Он обнимает Рейфа за худые плечи. Как же хорошо вырваться от Екатерины и от этой девочки, вздрагивающей, как побитая сука.
– Помню, однажды мы с Джованнино… ну, с моим знакомым…
Он осекается. Что это со мной? Я ведь никогда не рассказываю историй из своей жизни.
– Ах, сделайте милость! – просит Ризли.
– Мы изготовили статую – ухмыляющегося божка с крылышками, – потом, состарив при помощи цепей и молотков, отвезли ее в Рим и продали одному кардиналу.
Был нестерпимо жаркий день: знойное марево, белая пыль от строящихся домов, далекие раскаты грома…
– Помню, когда кардинал с нами расплачивался, в его глазах стояли слезы. «Только подумать, на эти ножки, на эти прелестные крылышки когда-то, возможно, любовался император Август». Когда Портинари отправились назад во Флоренцию, их шатало от тяжести кошельков с дукатами.
– А вы?
– Я забрал свою долю и остался продать мулов.
Они идут к внутреннему двору. Выйдя на солнце, он прикрывает глаза ладонью, будто хочет что-то рассмотреть за уходящими вдаль деревьями.
– Я сказал Екатерине, чтобы она оставила Генриха в покое, не то он может не отпустить принцессу в Хертфордшир.
Ризли говорит удивленно:
– Однако все уже решено. Король их разлучает. Мария едет в Ричмонд.
Он этого не знал, однако надеется, что никто не успел заметить его короткого замешательства.

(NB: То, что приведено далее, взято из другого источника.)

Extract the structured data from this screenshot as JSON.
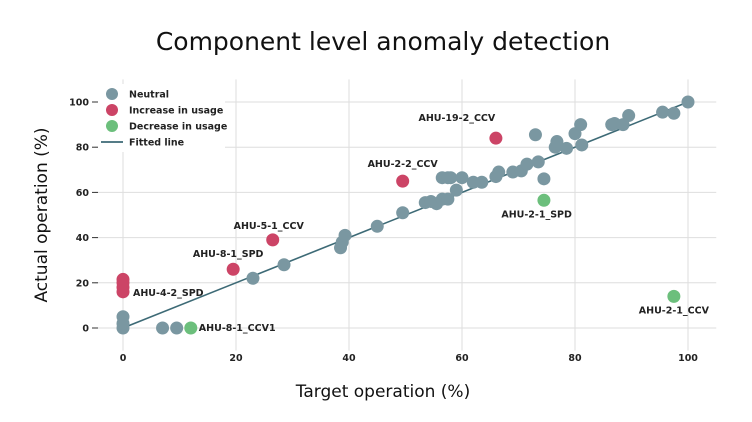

– Конечно. Но раз королеву еще не известили, ведь стоило попытаться?
Гляньте, как полезен нам мастер Ризли! Гляньте, как он доставляет нам сведения от секретаря Гардинера. Рейф говорит:
– Это жестоко. Угрожать матери, что у нее отнимут ребенка.

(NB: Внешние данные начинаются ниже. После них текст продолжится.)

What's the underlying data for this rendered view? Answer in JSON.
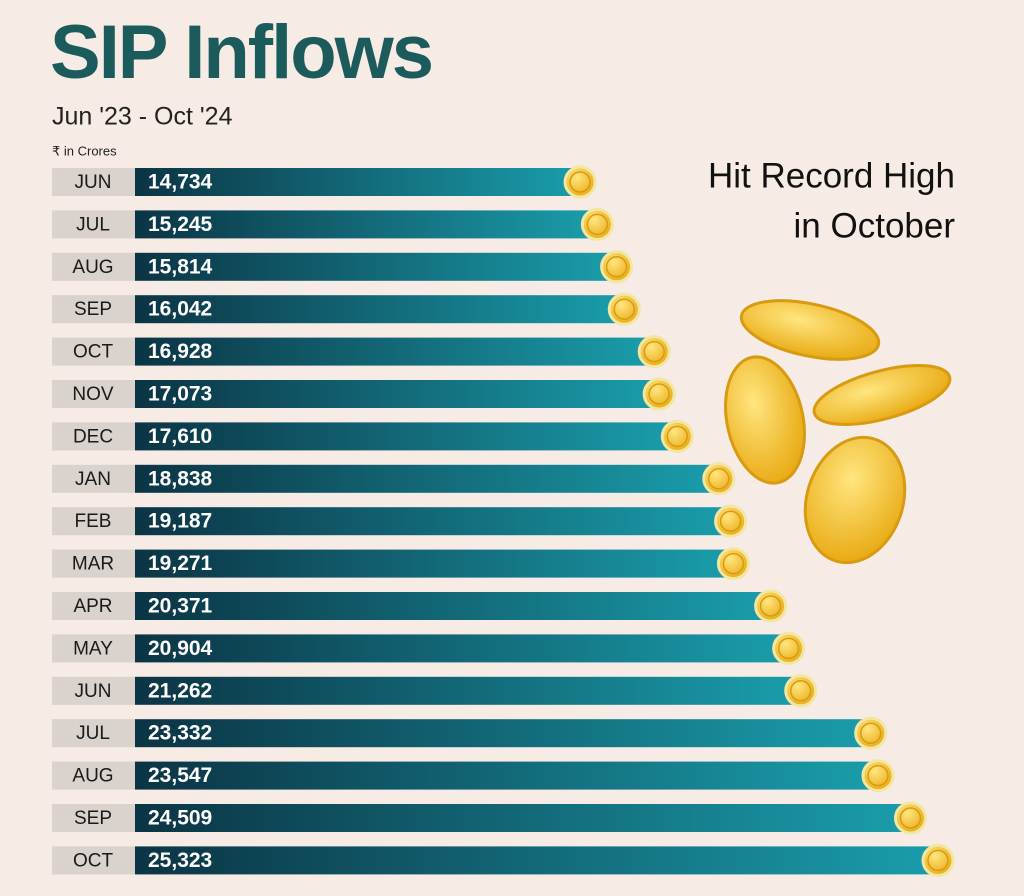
{
  "chart_data": {
    "type": "bar",
    "orientation": "horizontal",
    "title": "SIP Inflows",
    "subtitle": "Jun '23 - Oct '24",
    "unit_note": "₹ in Crores",
    "annotation": [
      "Hit Record High",
      "in October"
    ],
    "categories": [
      "JUN",
      "JUL",
      "AUG",
      "SEP",
      "OCT",
      "NOV",
      "DEC",
      "JAN",
      "FEB",
      "MAR",
      "APR",
      "MAY",
      "JUN",
      "JUL",
      "AUG",
      "SEP",
      "OCT"
    ],
    "values": [
      14734,
      15245,
      15814,
      16042,
      16928,
      17073,
      17610,
      18838,
      19187,
      19271,
      20371,
      20904,
      21262,
      23332,
      23547,
      24509,
      25323
    ],
    "value_labels": [
      "14,734",
      "15,245",
      "15,814",
      "16,042",
      "16,928",
      "17,073",
      "17,610",
      "18,838",
      "19,187",
      "19,271",
      "20,371",
      "20,904",
      "21,262",
      "23,332",
      "23,547",
      "24,509",
      "25,323"
    ],
    "color": "#13606e"
  }
}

– Жестоко… но вопрос в том, выбрал ли ты себе государя. Потому что так это происходит: ты выбираешь, зная, кто он и каков. И дальше на все его слова ты отвечаешь «да»: да, это возможно, да, это исполнимо. Если тебе не по вкусу Генрих, отправляйся за границу и найди себе другого государя. Только учти: будь здесь Италия, Екатерина давно лежала бы в могиле.
– Но ты же уверял, что чтишь королеву! – возмущается Грегори.
– Да. И чтил бы ее труп.
– Но ты же не станешь ее губить?
Он резко останавливается, берет сына за руку и разворачивает к себе:
– Давай восстановим в памяти наш разговор.
Грегори пытается вырвать руку.
– Нет, Грегори, послушай. Я сказал, что ты находишь способы исполнить королевские желания. Это и значит быть придворным. Теперь пойми: никогда в жизни Генрих не попросит меня или кого-нибудь другого причинить вред королеве. Он что, чудовище? Он и сейчас питает к ней теплые чувства, что неудивительно. И у него есть душа, которую он надеется спасти. Король каждый день исповедуется кому-нибудь из своих капелланов. Думаешь, император или король Франциск делают это так же часто? Смею тебя заверить, сердце Генриха исполнено лучших чувств; могу поручиться, что ни одна душа в христианском мире не вопрошается с такой строгостью.
Ризли говорит:
– Мастер Кромвель, это ваш сын, а не посол.
Он выпускает Грегори.
– Не отправиться ли нам по реке? Там, должно быть, ветерок.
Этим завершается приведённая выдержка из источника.